4. The Bayesian and Frequentist Answers Converge

After 800 RCT patients, the posterior mean (8.92) is close to what a frequentist analysis of the full dataset would produce. The Bayesian advantage was in the early stages: at cohort 0 (before any RCT data), the Bayesian estimate was already informative because it incorporated the meta-analysis and observational study. A frequentist analysis at that point would have had nothing to say about the RCT.

Regulatory Considerations

The FDA's 2019 guidance on "Interacting with the FDA on Complex Innovative Trial Designs" explicitly acknowledges Bayesian methods for clinical trials. Key regulatory requirements include:

Pre-specification of the prior: The prior must be declared in the statistical analysis plan before data collection. Post-hoc prior selection is not acceptable.
Prior justification: The prior must be based on relevant external evidence (published studies, meta-analyses), and the relevance of the external data to the current study must be argued.
Sensitivity analysis: Results under multiple priors (including a skeptical prior centered at no effect) must be reported.
Frequentist operating characteristics: Even for Bayesian trials, regulators require evidence of acceptable Type I error rates and power under repeated sampling. The Bayesian decision rule (e.g., "declare efficacy if $P(\text{effect} > 0 \mid D) > 0.975$") must be calibrated to control the frequentist false positive rate.

This case study demonstrates that Bayesian and frequentist approaches are not competing philosophies — they are complementary tools that serve different aspects of the regulatory and scientific process. The Bayesian framework provides natural incorporation of prior evidence and direct probability statements about the treatment effect. The frequentist framework provides operating characteristics (error rates, power) that regulators require for approval decisions.

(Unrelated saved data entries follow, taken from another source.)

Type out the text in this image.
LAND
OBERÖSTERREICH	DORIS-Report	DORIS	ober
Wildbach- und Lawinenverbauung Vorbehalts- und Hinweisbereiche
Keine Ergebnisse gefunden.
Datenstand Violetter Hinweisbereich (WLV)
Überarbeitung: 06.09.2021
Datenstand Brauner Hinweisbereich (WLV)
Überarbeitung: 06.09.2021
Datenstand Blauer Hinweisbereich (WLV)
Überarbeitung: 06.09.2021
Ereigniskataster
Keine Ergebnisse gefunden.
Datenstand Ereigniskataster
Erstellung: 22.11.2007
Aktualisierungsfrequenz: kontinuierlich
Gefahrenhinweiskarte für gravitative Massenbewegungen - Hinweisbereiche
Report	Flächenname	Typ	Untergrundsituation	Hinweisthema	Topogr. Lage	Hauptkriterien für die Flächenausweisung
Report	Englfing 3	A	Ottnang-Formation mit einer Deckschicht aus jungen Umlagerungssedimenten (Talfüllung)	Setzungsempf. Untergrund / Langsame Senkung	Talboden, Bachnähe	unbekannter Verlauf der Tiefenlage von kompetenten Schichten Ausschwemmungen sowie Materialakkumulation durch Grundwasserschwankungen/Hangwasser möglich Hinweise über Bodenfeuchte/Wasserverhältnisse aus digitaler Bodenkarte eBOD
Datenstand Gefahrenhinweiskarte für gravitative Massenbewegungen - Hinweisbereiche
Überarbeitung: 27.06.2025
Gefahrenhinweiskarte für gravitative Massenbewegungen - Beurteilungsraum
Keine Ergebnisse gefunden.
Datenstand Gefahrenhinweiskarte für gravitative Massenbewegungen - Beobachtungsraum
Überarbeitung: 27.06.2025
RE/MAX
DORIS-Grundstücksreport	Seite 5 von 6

Production Reality: In pharmaceutical data science, the debate is not "Bayesian vs. frequentist" but "how to use both." The primary analysis is usually frequentist (for regulatory acceptance), with a pre-specified Bayesian analysis as a co-primary or sensitivity analysis. The Bayesian analysis is most valued for adaptive trial designs, where enrollment, dose selection, or early stopping decisions benefit from formal probability statements about treatment effects.